When Economic Reality Steps In

IndyGo, Marion County's government owned and operated bus line, is not immune from dealing with fiscal reality. This is a remarkable statement when you consider that generally, IndyGo gets some 80% of its operating budget not from rider fares, but from government subsidies.

I'll give credit to IndyGo on this: With tax revenues down, and therefore their operating budget short, the bus line has decided to cut routes and hike fares. This is a sensible reaction, unless you can have a stable of unicorns pull the busses or fill the gas tank with fairy dust.

IndyGo has been holding public meetings, and the riders showed up in force to bitch. Reading the Indy Star account kind of reminds me of hearing my 4-year-old whine when I turn the TV off.

But in the end, emotion -- not figures -- seemed to rule the day.

Several riders shared stories about how they depend on the bus to get to work, school, grocery stores and doctors' offices.

"It took me an hour and a half to get from my house to Washington (Street to catch the bus)," said regular IndyGo rider Nora Wright, her voice shaking with anger. "I don't think that's right."

Another asked in amazement: "You expect us, the poor and disabled, to pay more while you actually make the service worse?"

I remind my little girl, "You just got a gift of watching some TV. You should be saying 'thank you', not stomping your feet and pouting".

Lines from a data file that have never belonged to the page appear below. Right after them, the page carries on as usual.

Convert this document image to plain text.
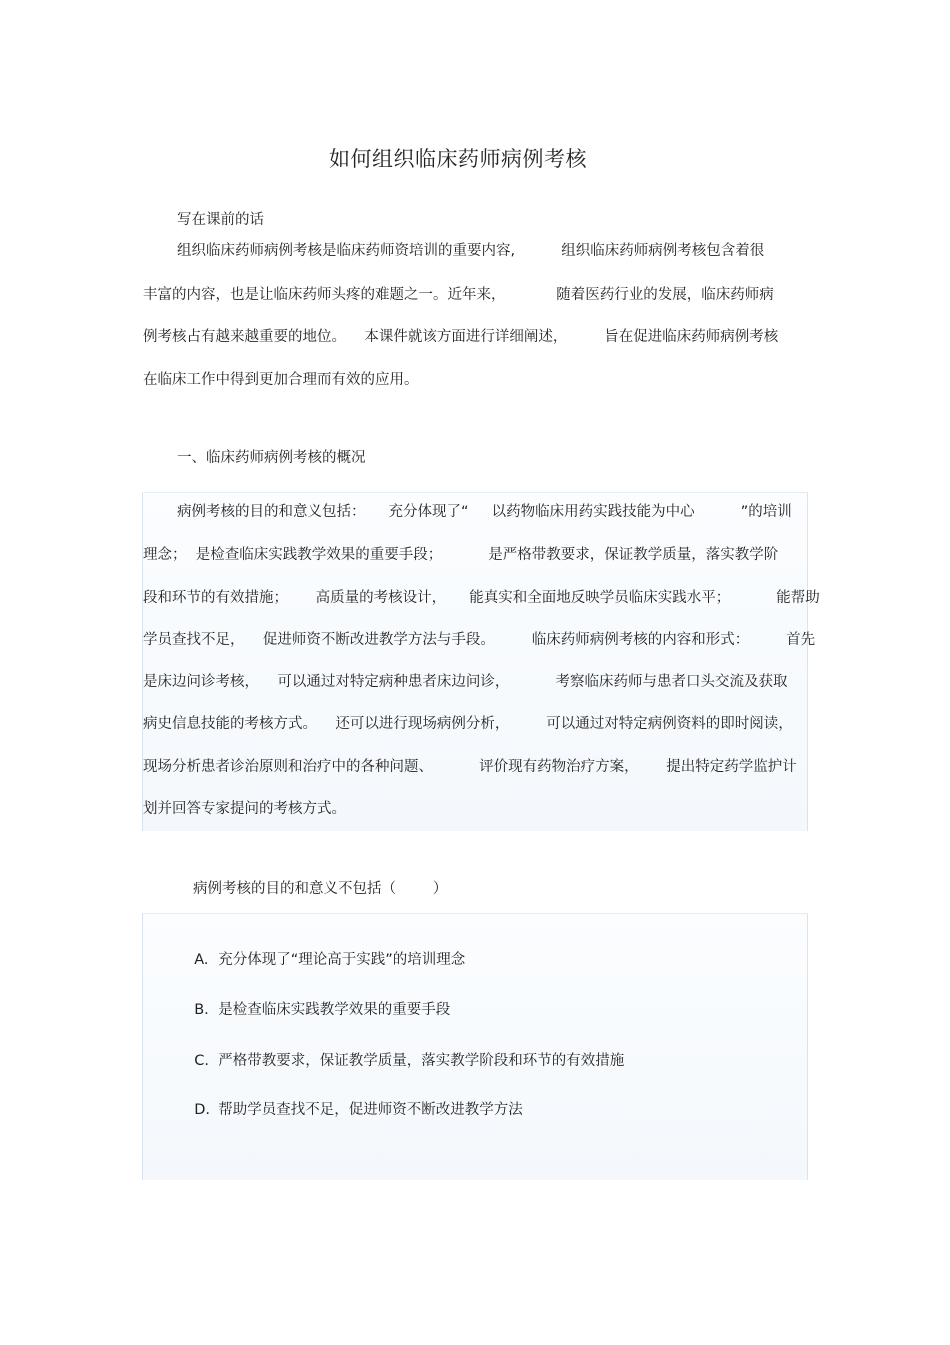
如何组织临床药师病例考核
写在课前的话
组织临床药师病例考核是临床药师资培训的重要内容,          组织临床药师病例考核包含着很
丰富的内容，也是让临床药师头疼的难题之一。近年来，           随着医药行业的发展，临床药师病
例考核占有越来越重要的地位。    本课件就该方面进行详细阐述，        旨在促进临床药师病例考核
在临床工作中得到更加合理而有效的应用。
一、临床药师病例考核的概况
病例考核的目的和意义包括：     充分体现了“     以药物临床用药实践技能为中心          ”的培训
理念；  是检查临床实践教学效果的重要手段；          是严格带教要求，保证教学质量，落实教学阶
段和环节的有效措施；      高质量的考核设计，     能真实和全面地反映学员临床实践水平；          能帮助
学员查找不足，    促进师资不断改进教学方法与手段。        临床药师病例考核的内容和形式：        首先
是床边问诊考核，    可以通过对特定病种患者床边问诊，          考察临床药师与患者口头交流及获取
病史信息技能的考核方式。    还可以进行现场病例分析，        可以通过对特定病例资料的即时阅读，
现场分析患者诊治原则和治疗中的各种问题、          评价现有药物治疗方案，      提出特定药学监护计
划并回答专家提问的考核方式。
病例考核的目的和意义不包括（        ）

A. 充分体现了“理论高于实践”的培训理念

B. 是检查临床实践教学效果的重要手段

C. 严格带教要求，保证教学质量，落实教学阶段和环节的有效措施

D. 帮助学员查找不足，促进师资不断改进教学方法
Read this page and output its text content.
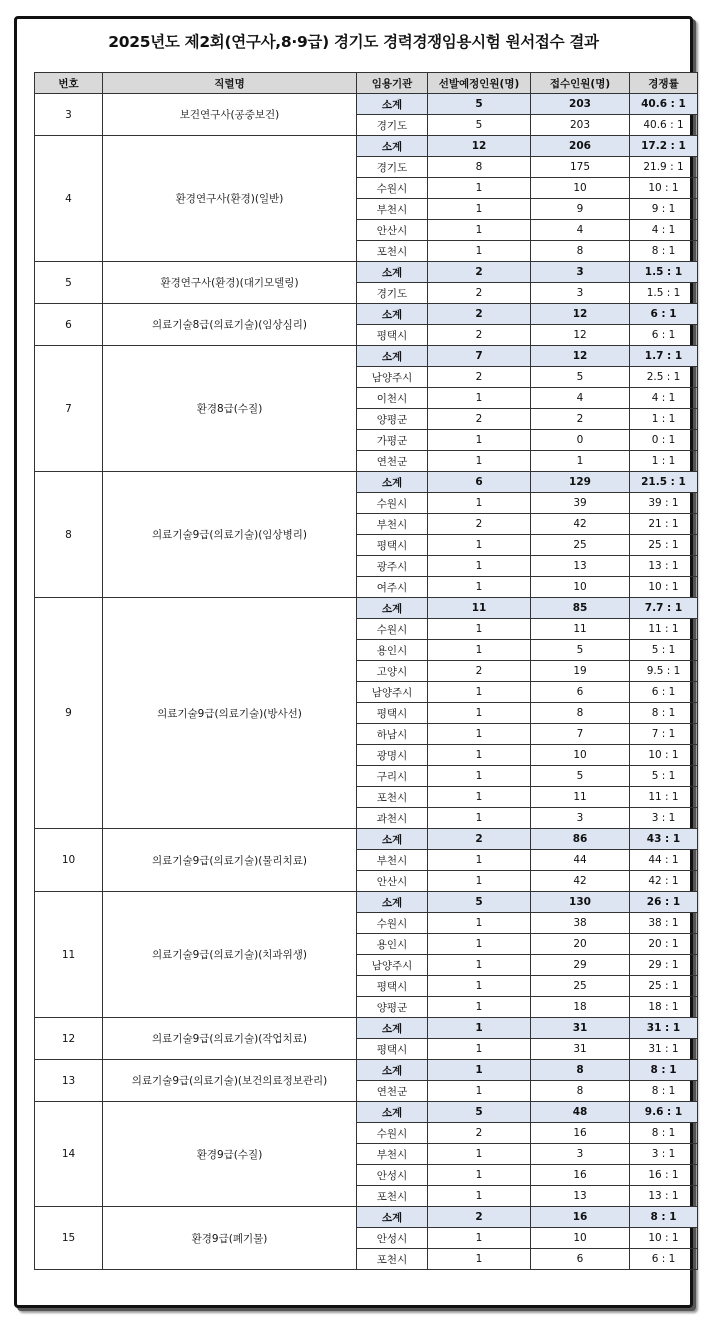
2025년도 제2회(연구사,8·9급) 경기도 경력경쟁임용시험 원서접수 결과
번호	직렬명	임용기관	선발예정인원(명)	접수인원(명)	경쟁률
3	보건연구사(공중보건)	소계	5	203	40.6 : 1
		경기도	5	203	40.6 : 1
4	환경연구사(환경)(일반)	소계	12	206	17.2 : 1
		경기도	8	175	21.9 : 1
		수원시	1	10	10 : 1
		부천시	1	9	9 : 1
		안산시	1	4	4 : 1
		포천시	1	8	8 : 1
5	환경연구사(환경)(대기모델링)	소계	2	3	1.5 : 1
		경기도	2	3	1.5 : 1
6	의료기술8급(의료기술)(임상심리)	소계	2	12	6 : 1
		평택시	2	12	6 : 1
7	환경8급(수질)	소계	7	12	1.7 : 1
		남양주시	2	5	2.5 : 1
		이천시	1	4	4 : 1
		양평군	2	2	1 : 1
		가평군	1	0	0 : 1
		연천군	1	1	1 : 1
8	의료기술9급(의료기술)(임상병리)	소계	6	129	21.5 : 1
		수원시	1	39	39 : 1
		부천시	2	42	21 : 1
		평택시	1	25	25 : 1
		광주시	1	13	13 : 1
		여주시	1	10	10 : 1
9	의료기술9급(의료기술)(방사선)	소계	11	85	7.7 : 1
		수원시	1	11	11 : 1
		용인시	1	5	5 : 1
		고양시	2	19	9.5 : 1
		남양주시	1	6	6 : 1
		평택시	1	8	8 : 1
		하남시	1	7	7 : 1
		광명시	1	10	10 : 1
		구리시	1	5	5 : 1
		포천시	1	11	11 : 1
		과천시	1	3	3 : 1
10	의료기술9급(의료기술)(물리치료)	소계	2	86	43 : 1
		부천시	1	44	44 : 1
		안산시	1	42	42 : 1
11	의료기술9급(의료기술)(치과위생)	소계	5	130	26 : 1
		수원시	1	38	38 : 1
		용인시	1	20	20 : 1
		남양주시	1	29	29 : 1
		평택시	1	25	25 : 1
		양평군	1	18	18 : 1
12	의료기술9급(의료기술)(작업치료)	소계	1	31	31 : 1
		평택시	1	31	31 : 1
13	의료기술9급(의료기술)(보건의료정보관리)	소계	1	8	8 : 1
		연천군	1	8	8 : 1
14	환경9급(수질)	소계	5	48	9.6 : 1
		수원시	2	16	8 : 1
		부천시	1	3	3 : 1
		안성시	1	16	16 : 1
		포천시	1	13	13 : 1
15	환경9급(폐기물)	소계	2	16	8 : 1
		안성시	1	10	10 : 1
		포천시	1	6	6 : 1
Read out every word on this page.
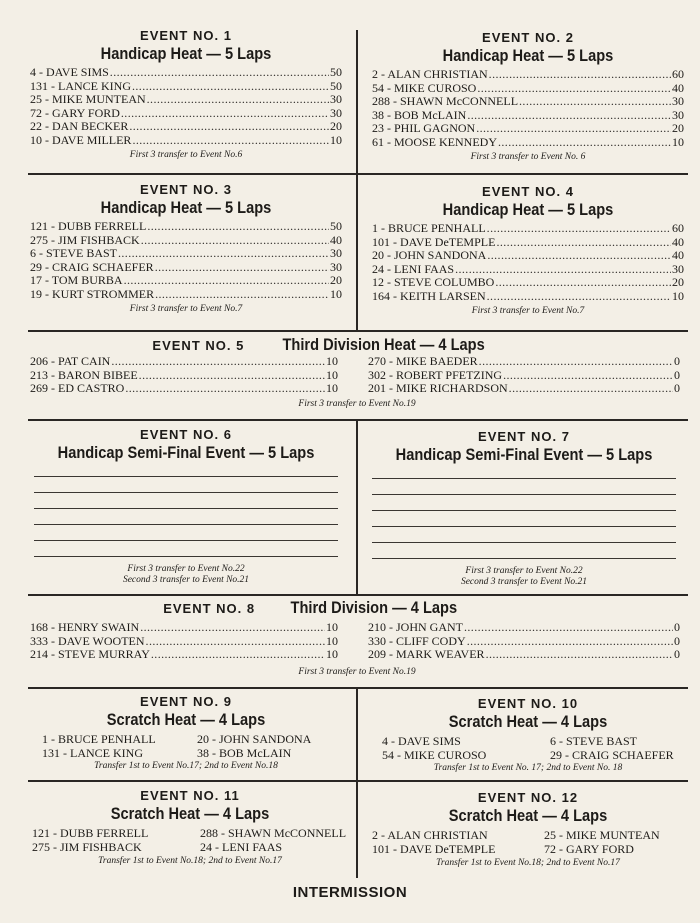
EVENT NO. 1
Handicap Heat — 5 Laps
4 - DAVE SIMS .....	50
131 - LANCE KING .....	50
25 - MIKE MUNTEAN .....	30
72 - GARY FORD .....	30
22 - DAN BECKER .....	20
10 - DAVE MILLER .....	10
First 3 transfer to Event No.6
EVENT NO. 2
Handicap Heat — 5 Laps
2 - ALAN CHRISTIAN .....	60
54 - MIKE CUROSO .....	40
288 - SHAWN McCONNELL .....	30
38 - BOB McLAIN .....	30
23 - PHIL GAGNON .....	20
61 - MOOSE KENNEDY .....	10
First 3 transfer to Event No. 6
EVENT NO. 3
Handicap Heat — 5 Laps
121 - DUBB FERRELL .....	50
275 - JIM FISHBACK .....	40
6 - STEVE BAST .....	30
29 - CRAIG SCHAEFER .....	30
17 - TOM BURBA .....	20
19 - KURT STROMMER .....	10
First 3 transfer to Event No.7
EVENT NO. 4
Handicap Heat — 5 Laps
1 - BRUCE PENHALL .....	60
101 - DAVE DeTEMPLE .....	40
20 - JOHN SANDONA .....	40
24 - LENI FAAS .....	30
12 - STEVE COLUMBO .....	20
164 - KEITH LARSEN .....	10
First 3 transfer to Event No.7
EVENT NO. 5 Third Division Heat — 4 Laps
206 - PAT CAIN .....	10
213 - BARON BIBEE .....	10
269 - ED CASTRO .....	10
270 - MIKE BAEDER .....	0
302 - ROBERT PFETZING .....	0
201 - MIKE RICHARDSON .....	0
First 3 transfer to Event No.19
EVENT NO. 6
Handicap Semi-Final Event — 5 Laps
First 3 transfer to Event No.22
Second 3 transfer to Event No.21
EVENT NO. 7
Handicap Semi-Final Event — 5 Laps
First 3 transfer to Event No.22
Second 3 transfer to Event No.21
EVENT NO. 8 Third Division — 4 Laps
168 - HENRY SWAIN .....	10
333 - DAVE WOOTEN .....	10
214 - STEVE MURRAY .....	10
210 - JOHN GANT .....	0
330 - CLIFF CODY .....	0
209 - MARK WEAVER .....	0
First 3 transfer to Event No.19
EVENT NO. 9
Scratch Heat — 4 Laps
1 - BRUCE PENHALL	20 - JOHN SANDONA
131 - LANCE KING	38 - BOB McLAIN
Transfer 1st to Event No.17; 2nd to Event No.18
EVENT NO. 10
Scratch Heat — 4 Laps
4 - DAVE SIMS	6 - STEVE BAST
54 - MIKE CUROSO	29 - CRAIG SCHAEFER
Transfer 1st to Event No. 17; 2nd to Event No. 18
EVENT NO. 11
Scratch Heat — 4 Laps
121 - DUBB FERRELL	288 - SHAWN McCONNELL
275 - JIM FISHBACK	24 - LENI FAAS
Transfer 1st to Event No.18; 2nd to Event No.17
EVENT NO. 12
Scratch Heat — 4 Laps
2 - ALAN CHRISTIAN	25 - MIKE MUNTEAN
101 - DAVE DeTEMPLE	72 - GARY FORD
Transfer 1st to Event No.18; 2nd to Event No.17
INTERMISSION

The vast majority of citizens do not ride the bus, yet all pay taxes to subsidize the rides of a few. I don't think I've ever seen an example of a bus rider acknowledging the gift they get from the taxpayers. Not a gift? Pay for the full cost of your fair share of the operation, and it ceases to be a gift, when the riders pay a fare such that the operating budget requires zero tax dollars. Here's the telling quote:
They explained that the door-to-door paratransit service, known as Open Door, is far more expensive to operate than fixed-route service -- $35 per passenger versus about $4.

So, what are the fares for these rides? Per IndyGo's website:

Single ride: $1.75 (free ride of $2.25 per ride)
Half fare for those over 65, disabled, or under 18: $.85 (free ride of $3.15 per ride)
Open Door: $3.50 (free ride of $31.50 per ride!)

So, IndyGo is proposing to raise the fares? Great! It's about time. IndyGo loses money every time somebody hops aboard. Time to go the whole route towards fiscal solvency and sustainability. Pay for what you take.

Either that, or acknowledge the gift the taxpayers are giving and quit acting like 4-year-olds. This entitlement attitude is killing our country.